Of course, we talk about my cancer. So far the only symptoms are fatigue - and it might be caused by the treatment. I share with the doc what I've read - that this cancer only goes to the bones (where the pain is horrendous) and to the lymph nodes. The doc (after noting that he's not an oncologist) surprises me with the revelation that, according to what he knows on this subject, it could also go into the lungs and into the brain.

This is... not acceptable. I do not fear death and they will give me drugs against the pain. But my intellect is the only really valuable thing that I have. Feeling how my personality is falling apart and my intelligence is evaporating as I am "getting stupider" (the doc's expression) is most definitely not something I'm willing to live through. This is a fate worse than death.

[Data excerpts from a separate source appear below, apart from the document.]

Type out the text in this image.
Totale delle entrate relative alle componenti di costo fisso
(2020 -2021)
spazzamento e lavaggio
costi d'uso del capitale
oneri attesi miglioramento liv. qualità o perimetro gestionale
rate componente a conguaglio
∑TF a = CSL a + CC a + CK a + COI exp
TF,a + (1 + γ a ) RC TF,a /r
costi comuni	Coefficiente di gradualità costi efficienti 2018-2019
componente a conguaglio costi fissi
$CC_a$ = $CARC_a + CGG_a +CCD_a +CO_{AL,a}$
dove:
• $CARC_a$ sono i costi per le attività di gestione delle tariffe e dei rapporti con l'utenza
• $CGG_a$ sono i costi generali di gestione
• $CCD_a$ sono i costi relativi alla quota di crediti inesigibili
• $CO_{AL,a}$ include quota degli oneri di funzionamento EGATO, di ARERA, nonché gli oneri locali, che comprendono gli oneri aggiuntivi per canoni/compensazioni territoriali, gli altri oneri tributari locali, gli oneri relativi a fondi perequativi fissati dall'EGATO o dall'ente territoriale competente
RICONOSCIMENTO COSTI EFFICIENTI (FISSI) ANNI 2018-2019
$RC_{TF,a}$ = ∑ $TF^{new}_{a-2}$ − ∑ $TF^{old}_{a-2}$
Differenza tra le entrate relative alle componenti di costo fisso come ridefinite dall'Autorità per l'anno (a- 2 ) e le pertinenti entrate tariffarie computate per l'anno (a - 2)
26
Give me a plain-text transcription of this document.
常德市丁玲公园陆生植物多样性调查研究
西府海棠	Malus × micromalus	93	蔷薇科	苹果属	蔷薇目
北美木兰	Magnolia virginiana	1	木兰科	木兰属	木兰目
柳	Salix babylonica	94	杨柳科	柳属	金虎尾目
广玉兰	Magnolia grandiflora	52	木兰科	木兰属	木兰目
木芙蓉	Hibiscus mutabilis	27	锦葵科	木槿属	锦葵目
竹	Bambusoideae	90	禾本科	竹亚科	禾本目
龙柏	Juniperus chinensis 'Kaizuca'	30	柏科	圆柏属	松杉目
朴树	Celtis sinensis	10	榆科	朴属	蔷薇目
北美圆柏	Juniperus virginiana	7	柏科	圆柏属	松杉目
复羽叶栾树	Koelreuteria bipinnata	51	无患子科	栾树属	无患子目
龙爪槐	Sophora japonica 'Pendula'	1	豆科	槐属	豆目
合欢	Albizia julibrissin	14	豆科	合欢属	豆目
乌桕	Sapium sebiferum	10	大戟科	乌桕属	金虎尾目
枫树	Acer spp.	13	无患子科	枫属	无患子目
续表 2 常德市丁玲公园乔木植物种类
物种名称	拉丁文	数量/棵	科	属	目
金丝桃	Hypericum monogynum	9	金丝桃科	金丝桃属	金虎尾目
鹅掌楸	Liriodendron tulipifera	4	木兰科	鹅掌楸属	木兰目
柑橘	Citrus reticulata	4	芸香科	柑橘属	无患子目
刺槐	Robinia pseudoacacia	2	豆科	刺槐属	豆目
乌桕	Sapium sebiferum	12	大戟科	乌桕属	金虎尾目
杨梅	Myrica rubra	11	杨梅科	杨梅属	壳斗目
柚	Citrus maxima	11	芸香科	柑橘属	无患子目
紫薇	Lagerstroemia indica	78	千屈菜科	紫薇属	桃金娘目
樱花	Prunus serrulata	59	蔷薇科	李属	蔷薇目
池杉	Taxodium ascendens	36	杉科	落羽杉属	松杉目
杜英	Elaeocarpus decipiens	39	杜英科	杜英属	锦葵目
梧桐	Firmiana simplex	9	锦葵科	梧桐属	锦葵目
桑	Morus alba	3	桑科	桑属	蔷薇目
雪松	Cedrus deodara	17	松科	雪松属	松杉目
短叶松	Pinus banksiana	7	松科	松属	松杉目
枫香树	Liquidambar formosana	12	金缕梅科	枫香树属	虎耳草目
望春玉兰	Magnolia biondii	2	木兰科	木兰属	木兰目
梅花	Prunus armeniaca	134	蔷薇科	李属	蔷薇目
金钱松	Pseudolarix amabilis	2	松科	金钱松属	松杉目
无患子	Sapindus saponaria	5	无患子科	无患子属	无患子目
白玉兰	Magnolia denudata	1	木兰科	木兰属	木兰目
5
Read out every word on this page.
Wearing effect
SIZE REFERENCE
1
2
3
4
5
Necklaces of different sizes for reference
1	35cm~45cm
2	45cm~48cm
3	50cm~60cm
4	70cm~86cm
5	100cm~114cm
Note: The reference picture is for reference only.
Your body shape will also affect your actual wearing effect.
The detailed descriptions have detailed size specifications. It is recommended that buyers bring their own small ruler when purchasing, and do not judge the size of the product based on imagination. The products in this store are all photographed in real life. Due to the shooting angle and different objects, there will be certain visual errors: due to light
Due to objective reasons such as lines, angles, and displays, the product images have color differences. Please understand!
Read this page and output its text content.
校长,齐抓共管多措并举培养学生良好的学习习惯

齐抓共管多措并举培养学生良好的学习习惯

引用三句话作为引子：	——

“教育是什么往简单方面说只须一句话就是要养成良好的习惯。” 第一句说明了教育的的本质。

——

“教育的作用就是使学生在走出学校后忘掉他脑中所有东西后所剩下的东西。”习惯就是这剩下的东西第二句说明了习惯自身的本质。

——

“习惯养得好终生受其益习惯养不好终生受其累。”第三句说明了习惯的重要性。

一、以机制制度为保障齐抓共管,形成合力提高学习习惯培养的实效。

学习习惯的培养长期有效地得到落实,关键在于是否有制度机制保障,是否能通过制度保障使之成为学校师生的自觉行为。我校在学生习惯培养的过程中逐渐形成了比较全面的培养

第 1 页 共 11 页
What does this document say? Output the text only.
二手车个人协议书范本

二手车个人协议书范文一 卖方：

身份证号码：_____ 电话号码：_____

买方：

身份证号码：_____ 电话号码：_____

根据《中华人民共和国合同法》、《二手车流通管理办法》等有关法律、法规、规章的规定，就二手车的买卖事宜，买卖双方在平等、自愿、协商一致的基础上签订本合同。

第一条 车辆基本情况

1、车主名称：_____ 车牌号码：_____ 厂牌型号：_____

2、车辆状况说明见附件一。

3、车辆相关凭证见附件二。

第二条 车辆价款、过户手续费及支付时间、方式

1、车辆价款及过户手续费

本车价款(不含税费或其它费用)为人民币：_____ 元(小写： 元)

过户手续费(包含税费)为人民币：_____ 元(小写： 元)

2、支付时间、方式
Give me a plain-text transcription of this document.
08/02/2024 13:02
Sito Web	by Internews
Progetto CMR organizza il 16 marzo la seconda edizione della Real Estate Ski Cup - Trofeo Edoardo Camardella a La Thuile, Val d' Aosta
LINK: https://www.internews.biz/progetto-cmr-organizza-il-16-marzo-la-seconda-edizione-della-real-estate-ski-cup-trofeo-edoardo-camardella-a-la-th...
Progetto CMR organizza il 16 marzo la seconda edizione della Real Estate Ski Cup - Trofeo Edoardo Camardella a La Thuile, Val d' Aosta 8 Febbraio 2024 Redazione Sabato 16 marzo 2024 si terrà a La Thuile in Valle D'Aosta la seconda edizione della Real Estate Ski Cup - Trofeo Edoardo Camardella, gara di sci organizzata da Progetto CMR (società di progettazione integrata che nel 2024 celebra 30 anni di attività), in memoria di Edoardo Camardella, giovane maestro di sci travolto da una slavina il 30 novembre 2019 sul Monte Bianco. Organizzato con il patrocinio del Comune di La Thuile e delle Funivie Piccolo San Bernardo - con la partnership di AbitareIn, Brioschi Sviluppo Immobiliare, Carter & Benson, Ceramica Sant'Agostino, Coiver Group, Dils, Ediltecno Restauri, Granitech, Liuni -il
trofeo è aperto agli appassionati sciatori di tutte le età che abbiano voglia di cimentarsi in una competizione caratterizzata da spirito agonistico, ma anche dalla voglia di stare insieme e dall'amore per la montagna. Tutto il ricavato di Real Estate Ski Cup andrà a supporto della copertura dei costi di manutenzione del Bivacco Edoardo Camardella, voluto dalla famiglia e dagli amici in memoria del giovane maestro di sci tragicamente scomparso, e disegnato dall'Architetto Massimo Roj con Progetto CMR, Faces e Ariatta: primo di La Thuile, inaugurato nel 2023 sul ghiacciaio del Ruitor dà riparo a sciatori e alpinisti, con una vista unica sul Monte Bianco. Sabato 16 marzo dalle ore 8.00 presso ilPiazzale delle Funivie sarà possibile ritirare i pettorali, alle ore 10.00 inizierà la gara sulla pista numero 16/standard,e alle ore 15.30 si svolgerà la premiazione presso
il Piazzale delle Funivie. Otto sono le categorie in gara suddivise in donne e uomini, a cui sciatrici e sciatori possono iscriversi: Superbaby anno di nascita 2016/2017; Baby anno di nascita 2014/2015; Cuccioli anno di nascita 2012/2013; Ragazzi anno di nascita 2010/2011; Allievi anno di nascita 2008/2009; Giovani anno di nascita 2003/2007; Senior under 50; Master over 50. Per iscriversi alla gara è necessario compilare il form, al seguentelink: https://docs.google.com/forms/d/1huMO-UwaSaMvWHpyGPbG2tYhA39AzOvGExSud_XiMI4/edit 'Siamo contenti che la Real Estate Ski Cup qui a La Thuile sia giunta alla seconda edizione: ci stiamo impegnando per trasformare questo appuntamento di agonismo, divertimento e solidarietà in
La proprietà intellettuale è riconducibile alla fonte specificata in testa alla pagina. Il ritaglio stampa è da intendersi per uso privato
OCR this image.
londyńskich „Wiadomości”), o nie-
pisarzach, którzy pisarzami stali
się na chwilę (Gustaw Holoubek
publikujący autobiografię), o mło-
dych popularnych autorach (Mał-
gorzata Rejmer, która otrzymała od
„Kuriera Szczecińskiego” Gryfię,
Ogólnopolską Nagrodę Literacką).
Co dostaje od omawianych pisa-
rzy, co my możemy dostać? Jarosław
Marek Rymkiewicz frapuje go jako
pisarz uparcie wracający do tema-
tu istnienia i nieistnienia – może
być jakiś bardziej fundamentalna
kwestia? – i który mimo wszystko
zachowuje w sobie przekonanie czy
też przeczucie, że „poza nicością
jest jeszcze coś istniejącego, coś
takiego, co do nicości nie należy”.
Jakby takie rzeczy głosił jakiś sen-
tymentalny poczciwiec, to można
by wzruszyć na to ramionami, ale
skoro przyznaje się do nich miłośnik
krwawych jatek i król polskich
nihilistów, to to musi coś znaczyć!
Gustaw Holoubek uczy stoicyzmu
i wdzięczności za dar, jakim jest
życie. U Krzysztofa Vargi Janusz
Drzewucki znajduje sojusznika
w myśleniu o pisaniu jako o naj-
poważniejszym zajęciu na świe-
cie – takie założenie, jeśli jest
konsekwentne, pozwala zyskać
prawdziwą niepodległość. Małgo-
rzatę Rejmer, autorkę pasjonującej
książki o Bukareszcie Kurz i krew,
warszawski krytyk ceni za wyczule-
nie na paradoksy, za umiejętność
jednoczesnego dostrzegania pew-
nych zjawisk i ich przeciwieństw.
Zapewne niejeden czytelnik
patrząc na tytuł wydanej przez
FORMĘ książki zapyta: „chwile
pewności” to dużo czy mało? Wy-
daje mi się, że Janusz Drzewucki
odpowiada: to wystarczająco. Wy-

If he is right (I'll have to ask the oncologist if this kind of cancer indeed can go into the brain; I haven't seen anything about this in all the literature that I've read), if they discover metastases in my brain (it might not happen; the cancer entering my spine and destroying the nerve center controlling my heart might kill me first), and if my mother is no longer alive at the time (I cannot intentionally leave her alone), I will take the necessary measures to end my life the fastest way possible that does not endanger anyone else. In any case, I refuse to live through the second part of "Flowers for Algernon".